Kari Jensen, also a professor from the Department of Global Studies and Geography, led the symposium’s first panel and discussed human trafficking in the New York metropolitan area.
Crystal DeBoise, the co-executive director of the Sharmus Outlaw Advocacy and Rights (SOAR) Institute, spoke about how her team learned to identify victims of human trafficking and her experiences advocating for legislation that vacates convictions for trafficked individuals.
“It’s one thing to say, ‘Well, we’ll give people therapy, we’ll do this,’ but if there’s concrete, really concrete things, that are obstacles forcing someone not to move forward, those have to be removed,” DeBoise said.
Makini Chisolm-Straker, a doctor of emergency medicine at Mount Sinai Hospital and the co-founder of Health, Education, Advocacy, Linkage (HEAL) Trafficking, discussed trafficking as a public health issue.
As a clinician, she provides a safe space for victims of trafficking to open up, and she connects them to community resources. “If you want to do anti-trafficking work, do the thing that you love,” she said as advice for students. “If you’re doing it from love and curiosity and true honesty and the willingness to change, even if it’s uncomfortable, you’re probably doing anti-trafficking work.”

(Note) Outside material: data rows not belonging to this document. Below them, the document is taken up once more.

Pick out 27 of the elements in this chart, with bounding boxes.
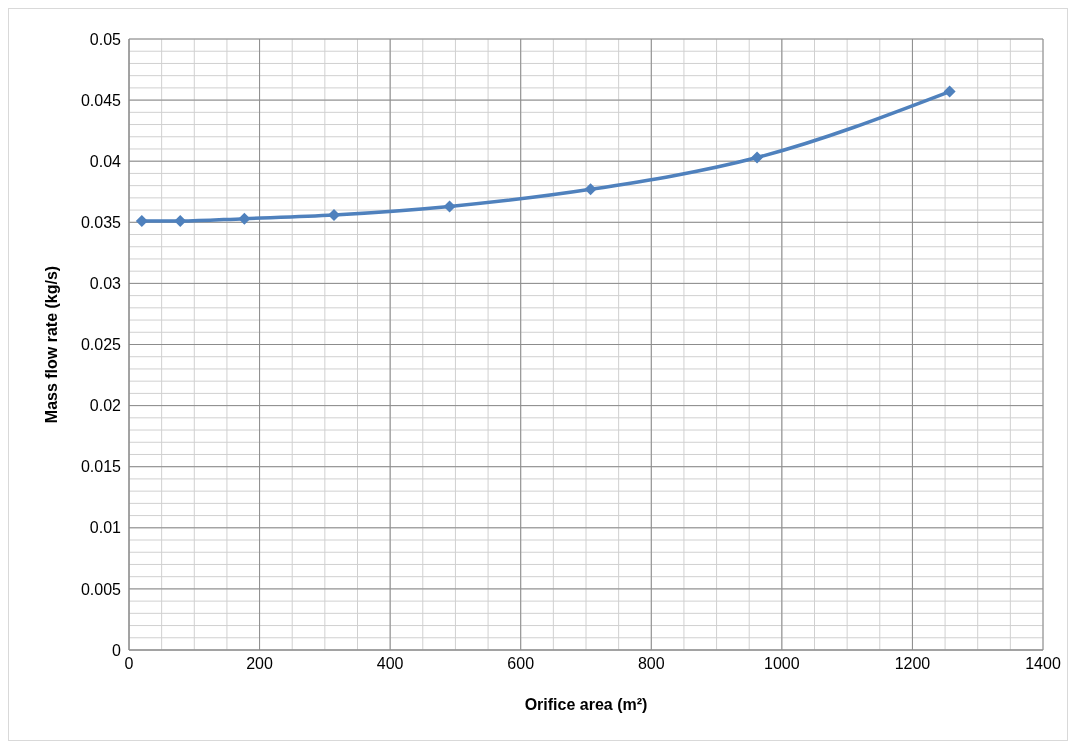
y-tick-label: 0.01 [89,519,122,537]
x-tick-label: 1400 [1025,655,1061,673]
y-tick-label: 0 [112,641,122,659]
y-tick-label: 0.04 [89,152,122,170]
point [443,200,456,213]
point [135,215,148,228]
y-tick-label: 0.03 [89,275,122,293]
x-tick-label: 200 [246,655,274,673]
point [584,183,597,196]
x-tick-label: 800 [637,655,665,673]
y-tick-label: 0.015 [80,458,122,476]
x-tick-label: 600 [507,655,535,673]
y-tick-label: 0.005 [80,580,122,598]
x-tick-label: 1200 [894,655,931,673]
x-axis-title: Orifice area (m²) [524,696,648,713]
y-tick-label: 0.02 [89,397,122,415]
x-tick-label: 0 [124,655,134,673]
point [328,208,340,221]
point [751,151,764,164]
y-tick-label: 0.035 [80,213,122,231]
x-tick-label: 400 [376,655,404,673]
y-axis-title: Mass flow rate (kg/s) [43,265,60,424]
y-tick-label: 0.045 [80,91,122,109]
point [943,85,956,98]
y-tick-label: 0.025 [80,336,122,354]
y-tick-label: 0.05 [89,30,122,48]
x-tick-label: 1000 [764,655,800,673]
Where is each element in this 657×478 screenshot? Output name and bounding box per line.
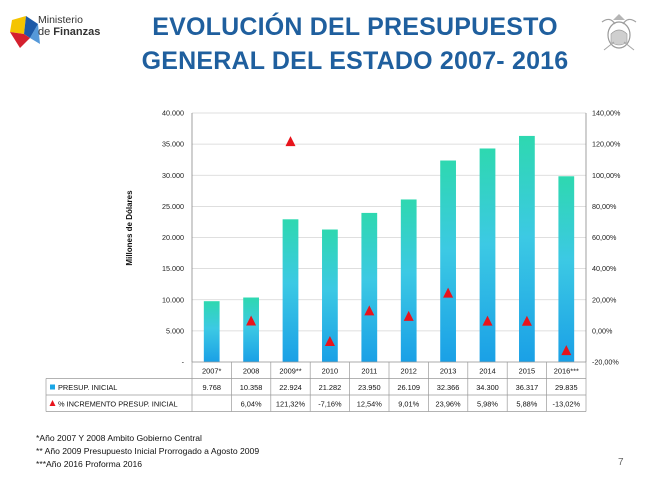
y2-tick-label: 60,00%	[592, 233, 617, 242]
bar	[203, 301, 220, 362]
data-label: 29.835	[555, 383, 578, 392]
y-tick-label: 30.000	[162, 171, 184, 180]
data-label: 10.358	[240, 383, 263, 392]
x-tick-label: 2014	[479, 367, 495, 376]
logo-line1: Ministerio	[38, 14, 83, 26]
coat-of-arms-icon	[601, 14, 637, 51]
page-title: EVOLUCIÓN DEL PRESUPUESTO GENERAL DEL ES…	[120, 10, 590, 78]
marker-point	[403, 310, 414, 321]
x-tick-label: 2007*	[202, 367, 221, 376]
bar	[400, 199, 417, 362]
y2-tick-label: 20,00%	[592, 295, 617, 304]
data-label: 9,01%	[398, 400, 419, 409]
bar	[479, 148, 496, 362]
x-tick-label: 2010	[322, 367, 338, 376]
x-tick-label: 2011	[361, 367, 377, 376]
bar	[243, 297, 259, 362]
data-label: 5,88%	[516, 400, 537, 409]
x-tick-label: 2013	[440, 367, 456, 376]
bar	[558, 176, 575, 362]
y-tick-label: 10.000	[162, 295, 184, 304]
data-label: -13,02%	[553, 400, 581, 409]
data-label: 6,04%	[241, 400, 262, 409]
data-label: 26.109	[397, 383, 420, 392]
data-label: 22.924	[279, 383, 302, 392]
y2-tick-label: 100,00%	[592, 171, 621, 180]
footnotes: *Año 2007 Y 2008 Ambito Gobierno Central…	[36, 432, 259, 471]
data-label: 32.366	[437, 383, 460, 392]
y-tick-label: 35.000	[162, 140, 184, 149]
data-table: 2007* 2008 2009** 2010 2011 2012 2013 2014 2015 2…	[45, 361, 587, 412]
y-tick-label: 5.000	[166, 326, 184, 335]
page-number: 7	[618, 457, 624, 468]
logo-red-shape	[10, 32, 30, 48]
y2-tick-label: 80,00%	[592, 202, 617, 211]
marker-point	[521, 315, 532, 326]
marker-point	[561, 345, 572, 356]
data-label: -7,16%	[318, 400, 342, 409]
y2-tick-label: -20,00%	[592, 358, 619, 367]
footnote-2: ** Año 2009 Presupuesto Inicial Prorroga…	[36, 446, 260, 456]
data-label: 23.950	[358, 383, 381, 392]
data-label: 9.768	[202, 383, 221, 392]
marker-point	[246, 315, 257, 326]
title-line1: EVOLUCIÓN DEL PRESUPUESTO	[152, 13, 558, 41]
legend-bar-swatch	[50, 384, 55, 390]
data-label: 36.317	[516, 383, 539, 392]
footnote-1: *Año 2007 Y 2008 Ambito Gobierno Central	[36, 433, 202, 443]
data-label: 21.282	[319, 383, 342, 392]
data-label: 12,54%	[357, 400, 382, 409]
data-label: 5,98%	[477, 400, 498, 409]
bar	[322, 229, 338, 362]
marker-point	[443, 287, 454, 298]
y2-tick-label: 140,00%	[592, 109, 621, 118]
y-tick-label: 25.000	[162, 202, 184, 211]
x-tick-label: 2009**	[279, 367, 301, 376]
marker-point	[285, 136, 296, 147]
bar	[519, 135, 535, 362]
bar-series	[203, 135, 575, 362]
logo-line2: de Finanzas	[38, 26, 101, 38]
y-axis-label: Millones de Dólares	[125, 190, 134, 266]
marker-point	[324, 336, 335, 347]
marker-series	[246, 136, 572, 356]
x-tick-label: 2012	[400, 367, 416, 376]
chart-axes: - 5.000 10.000 15.000 20.000 25.000 30.000 35.0…	[162, 109, 621, 367]
logo-blue-shape	[24, 16, 38, 38]
y-tick-label: 15.000	[162, 264, 184, 273]
bar	[361, 212, 378, 362]
footnote-3: ***Año 2016 Proforma 2016	[36, 459, 143, 469]
data-label: 121,32%	[276, 400, 306, 409]
y2-tick-label: 40,00%	[592, 264, 617, 273]
budget-chart: - 5.000 10.000 15.000 20.000 25.000 30.000 35.0…	[45, 109, 621, 412]
y2-tick-label: 120,00%	[592, 140, 621, 149]
ministerio-finanzas-logo	[10, 16, 40, 48]
y2-tick-label: 0,00%	[592, 326, 613, 335]
legend-marker-label: % INCREMENTO PRESUP. INICIAL	[58, 400, 178, 409]
marker-point	[364, 305, 375, 316]
y-tick-label: -	[182, 358, 185, 367]
y-tick-label: 40.000	[162, 109, 184, 118]
logo-yellow-shape	[10, 16, 26, 34]
legend-marker-swatch	[49, 400, 56, 406]
bar	[282, 219, 299, 362]
x-tick-label: 2015	[519, 367, 535, 376]
legend-bar-label: PRESUP. INICIAL	[58, 383, 117, 392]
x-tick-label: 2008	[243, 367, 259, 376]
data-label: 23,96%	[436, 400, 461, 409]
marker-point	[482, 315, 493, 326]
logo-text: Ministerio de Finanzas	[38, 14, 100, 38]
bar	[440, 160, 456, 362]
y-tick-label: 20.000	[162, 233, 184, 242]
data-label: 34.300	[476, 383, 499, 392]
title-line2: GENERAL DEL ESTADO 2007- 2016	[141, 47, 569, 75]
x-tick-label: 2016***	[554, 367, 579, 376]
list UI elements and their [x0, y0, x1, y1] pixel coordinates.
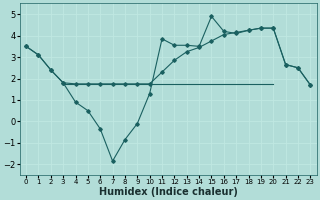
X-axis label: Humidex (Indice chaleur): Humidex (Indice chaleur)	[99, 187, 238, 197]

“[Dr. Chisolm-Straker’s] point in terms of harm reduction was pretty big,” said Savith Collure, a junior economics and public policy double major who attended the discussion. Collure looked forward to learning more about the biggest issues DeBoise faced when passing sex-trafficking legislation.
The second panel, which focused on women advocating for peace on a global scale, was moderated by Janet Gerson, education director of the International Institute on Peace Education. Gerson described how international legislation can abolish violence against women and advance the status of women in society.
Panelists Agnieszka Fal-Dutra Santos, a program coordinator and peacebuilding policy specialist with the Global Network of Women Peacebuilders, and Blanche Wiesen Cook, distinguished professor of history and women’s studies at John Jay College of Criminal Justice and the CUNY Graduate Center, joined Gerson in speaking fondly of U.N. Security Council Resolution 1325.
According to the website for the United Nations Commission on the Status of Women, this resolution encourages all member states of the U.N. to “increase the participation of women and incorporate gender perspectives in all United Nations peace and security efforts.
It also calls on all parties to conflict to take special measures to protect women and girls from gender-based violence, particularly rape and other forms of sexual abuse, in situations of armed conflict.”
Grete Kraus, a senior psychology and philosophy double major, attended the panel on women’s activism after learning about the Universal Declaration of Human Rights on a trip to the United Nations. “It’s very important to how we interact with and treat others,” Kraus said. She was struck by the correlation between the diversity of the people involved in creating peace agreements and how successful these treaties ultimately were.
Cook, an acclaimed biographer of former First Lady Eleanor Roosevelt, also delivered the symposium’s keynote address, in which she spoke about Roosevelt’s instrumental role in developing the Universal Declaration of Human Rights.
The final event of the day was a student performance called “The Ideals and Realities of the Universal Declaration of Human Rights.”
Amy Trotta, the event coordinator, was surprised by the turnout for the symposium. “The thing that struck me so much was how many students are participating and how engaged they are,” she said.
For her part, keynote speaker Cook encouraged those in attendance to take up the cause of human rights. She told students, “Be an activist. We have a lot of fun.”